The BBC World Service news on my little short-wave radio was cheerful and informed us that three people had died in political shootings in Turkey during the day and that a military coup was starting. I’m glad to say that nobody has ever shot at me – well, not for a good long time, anyway – and nobody shot at any of us in Turkey.
I told the manager of the campsite about the military coup, and he said he hadn’t heard about it and anyway who cared. Next morning we had to search for a while before finding a petrol station that would sell us juice, not because there was a shortage of petrol but because the electricity was off. Not all stations have hand pumps.
At one place we looked like being out of luck when three Italian campervans pulled in behind us. A bevy of bikini-clad young women exploded from the vans, and all of a sudden petrol was available after all, even if it had to be pumped by hand.
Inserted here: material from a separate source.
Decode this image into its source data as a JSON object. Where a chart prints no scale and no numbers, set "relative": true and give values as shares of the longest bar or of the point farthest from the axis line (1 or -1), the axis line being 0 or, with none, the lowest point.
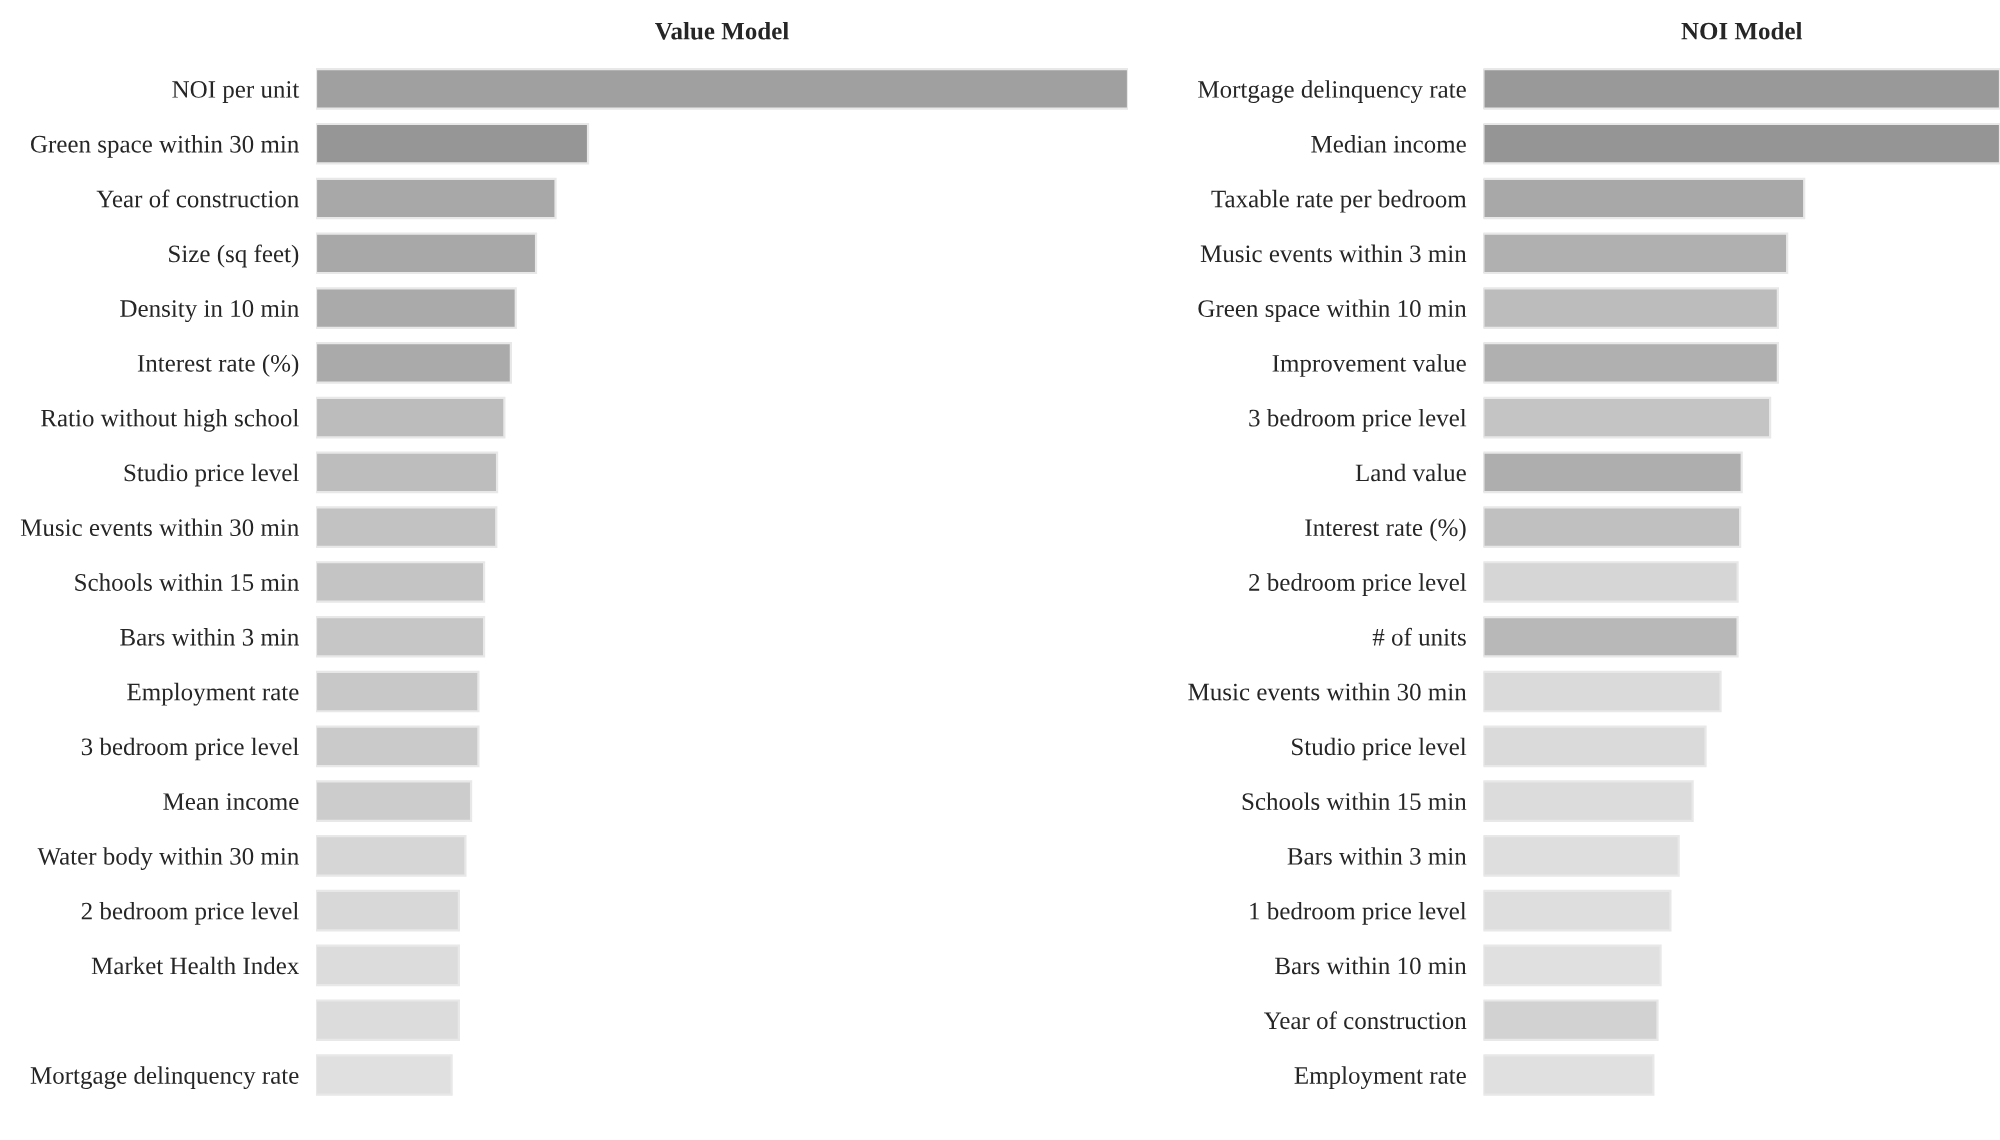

The road to Izmir reminded me of Greece. As soon as you got into the town limits, the tar stopped and the gravel started. After Izmir we were on the main road again and diced with the buses and trucks down past Ephesus to the coast at Kusadasi.
The town is a port of call for many of the cruise liners that ply the Mediterranean and prices in town go up between 100 and 2000 per cent whenever ships are in port. We learnt to do our shopping after they had left.
There were some attractive bike leathers for sale here and I was tempted, but they weren’t all that much cheaper than in Britain, and you get after-sales service in Britain. We lay in the sun for a bit, and I bolted the stays from the top box onto the bike frame instead of the rack. Not quite so elegant, but it put less strain on the cracks.
Going inland, we followed the country lanes for a while, riding through the little villages dozing in the sun, before we returned to the main road and the traffic. At Pamukkale, an area of hot springs and calcium deposits that turn whole hillsides white with dozens of stepped warm pools, we camped in a tiny site with a large pool. The pool was bigger than the camping area.
Our host was a keen man after a buck, as a lot of Turks are (and you can’t blame them), and we had a classic run-in with him. Michel priced the beer, an essential step if you don’t want to find yourself with an enormous bill. He was quoted 40 lire for a bottle. We both hit the roof, as 30 is considered expensive, and our genial host backpedaled rapidly. ‘Oh, you want the beer for drinking! That’s only 30.’
The beer for drinking wasn’t bad, and almost drowned out the frogs during the night. But our bikes kept lying down.